Dealing with underperforming mutual funds is a matter that rarely comes up in the world of mutual fund companies, the advisers who sell funds and the analysts who rate them. You can fill a room with reports recommending various funds, but clear sell recommendations are virtually unheard of.
This disparity is partly a reflection of the fact that there's nothing more lucrative to fund companies and advisers than clients who buy and hold forever, thereby creating a continuing stream of fee revenue. But it also highlights how much harder it is to make a case to sell a fund as opposed to buying it.
As a mutual fund investor, you have to get a feel for assessing underperforming funds using mostly facts, but also a little of what your gut tells you. To show the way, let's look at some mutual funds that have done something you'd think would make them an obvious sell, which is losing money on average in each of the past five years.

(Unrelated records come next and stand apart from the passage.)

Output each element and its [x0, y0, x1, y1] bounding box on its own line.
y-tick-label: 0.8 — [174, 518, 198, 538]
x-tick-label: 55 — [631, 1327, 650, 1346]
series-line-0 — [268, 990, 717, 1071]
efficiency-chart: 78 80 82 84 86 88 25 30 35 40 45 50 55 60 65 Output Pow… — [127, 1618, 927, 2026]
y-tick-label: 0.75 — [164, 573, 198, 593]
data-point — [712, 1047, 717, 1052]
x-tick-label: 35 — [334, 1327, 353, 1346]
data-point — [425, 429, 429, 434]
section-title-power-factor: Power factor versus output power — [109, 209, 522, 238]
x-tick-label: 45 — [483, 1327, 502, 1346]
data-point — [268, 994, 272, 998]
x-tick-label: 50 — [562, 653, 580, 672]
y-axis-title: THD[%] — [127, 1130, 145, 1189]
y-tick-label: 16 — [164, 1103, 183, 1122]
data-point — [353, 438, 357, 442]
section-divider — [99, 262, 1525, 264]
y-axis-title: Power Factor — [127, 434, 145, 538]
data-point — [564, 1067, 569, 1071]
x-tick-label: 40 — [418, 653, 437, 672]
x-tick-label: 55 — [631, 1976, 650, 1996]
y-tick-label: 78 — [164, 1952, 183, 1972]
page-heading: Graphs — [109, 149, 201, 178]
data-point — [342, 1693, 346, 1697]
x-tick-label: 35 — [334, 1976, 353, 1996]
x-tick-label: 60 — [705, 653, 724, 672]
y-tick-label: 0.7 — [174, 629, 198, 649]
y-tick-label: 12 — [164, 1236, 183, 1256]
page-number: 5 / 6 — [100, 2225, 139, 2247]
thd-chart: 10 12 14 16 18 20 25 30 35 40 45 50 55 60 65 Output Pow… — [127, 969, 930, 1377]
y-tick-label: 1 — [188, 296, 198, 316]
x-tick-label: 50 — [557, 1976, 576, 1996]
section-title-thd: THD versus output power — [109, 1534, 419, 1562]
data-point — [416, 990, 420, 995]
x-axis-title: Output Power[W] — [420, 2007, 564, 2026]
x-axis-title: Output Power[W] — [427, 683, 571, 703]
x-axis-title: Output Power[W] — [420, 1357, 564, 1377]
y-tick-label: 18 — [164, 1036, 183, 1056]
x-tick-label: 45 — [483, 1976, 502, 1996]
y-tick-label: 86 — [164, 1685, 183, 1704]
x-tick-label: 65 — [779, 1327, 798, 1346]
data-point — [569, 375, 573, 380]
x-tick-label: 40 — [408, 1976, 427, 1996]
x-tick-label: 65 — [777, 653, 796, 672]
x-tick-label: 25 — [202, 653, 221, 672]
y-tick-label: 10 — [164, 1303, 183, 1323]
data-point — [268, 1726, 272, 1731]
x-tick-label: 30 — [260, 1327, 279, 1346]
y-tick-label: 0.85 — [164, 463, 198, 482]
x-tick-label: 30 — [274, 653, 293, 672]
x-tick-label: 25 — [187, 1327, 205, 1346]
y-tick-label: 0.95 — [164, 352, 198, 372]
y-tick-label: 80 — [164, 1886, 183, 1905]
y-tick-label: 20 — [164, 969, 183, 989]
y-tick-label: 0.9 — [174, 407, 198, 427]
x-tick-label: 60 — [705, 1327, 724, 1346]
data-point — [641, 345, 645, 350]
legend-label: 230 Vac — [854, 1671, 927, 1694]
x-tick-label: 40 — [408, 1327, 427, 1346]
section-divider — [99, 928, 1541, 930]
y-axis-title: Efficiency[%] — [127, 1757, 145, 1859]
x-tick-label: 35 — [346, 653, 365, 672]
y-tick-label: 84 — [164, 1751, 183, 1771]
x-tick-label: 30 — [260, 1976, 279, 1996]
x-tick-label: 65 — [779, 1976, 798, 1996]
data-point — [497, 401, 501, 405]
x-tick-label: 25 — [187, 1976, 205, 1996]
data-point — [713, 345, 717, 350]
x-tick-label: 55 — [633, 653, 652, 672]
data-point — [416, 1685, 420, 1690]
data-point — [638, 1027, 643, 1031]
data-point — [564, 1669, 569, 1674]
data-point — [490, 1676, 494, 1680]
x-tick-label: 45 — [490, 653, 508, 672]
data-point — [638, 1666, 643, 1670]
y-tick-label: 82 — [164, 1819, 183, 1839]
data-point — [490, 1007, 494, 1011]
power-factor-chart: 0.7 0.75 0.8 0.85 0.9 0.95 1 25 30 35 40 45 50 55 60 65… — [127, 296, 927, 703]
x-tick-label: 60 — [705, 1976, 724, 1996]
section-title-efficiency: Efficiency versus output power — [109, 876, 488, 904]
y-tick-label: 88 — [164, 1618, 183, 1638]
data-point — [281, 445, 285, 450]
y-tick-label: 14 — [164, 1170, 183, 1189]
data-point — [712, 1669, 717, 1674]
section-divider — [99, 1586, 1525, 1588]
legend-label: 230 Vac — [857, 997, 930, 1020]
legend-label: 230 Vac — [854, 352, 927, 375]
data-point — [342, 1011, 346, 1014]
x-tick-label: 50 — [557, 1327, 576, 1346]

Globefund.com analyst Tilly Cheung screened the universe of funds and came up about 400 or so that were under water for the five years to Oct. 31. Most are in the global, international and U.S. equity categories, decimated since the stock markets turned sour in early 2000, but several are in sectors like technology and the Far East and a few others are Canadian equity funds.
Is a fund an automatic sell if it's under water for several years in a row? Asked this question five years ago, most investors would have shouted "Yes" and pounded their fist on the table for emphasis. Today, the answer is not so clear.
One of the biggest funds on the list of five-year losers is the $3.1-billion Fidelity International Portfolio. Let's dissect it to see if holding it shows patience or passivity.
First off, you need to put it into context by looking at how other global equity funds have performed in the past five years. The answer, in a word, is rotten. The average loss over this period is a compound average annual 2.8 per cent, which compares with an average loss of 4.8 per cent for Fidelity International Portfolio. This fund is also worse than average in the past one- and three-year periods, but it beats the average in the past 10 and 15 years.
Now for year-by-year consistency. Here, the fund doesn't look too bad. It ranked among the top 25 per cent of funds, or in the top quartile, in two of the past eight years and in the second quartile in three of the past eight years. The remaining years were spent in the third quartile, meaning below average but not among the worst 25 per cent.
One reason you might want to hold on to a disappointing fund like Fidelity International Portfolio would be short-term momentum that suggests a rebound. Unfortunately, this fund's been a fair bit worse than average over the past one-, three- and six-month periods.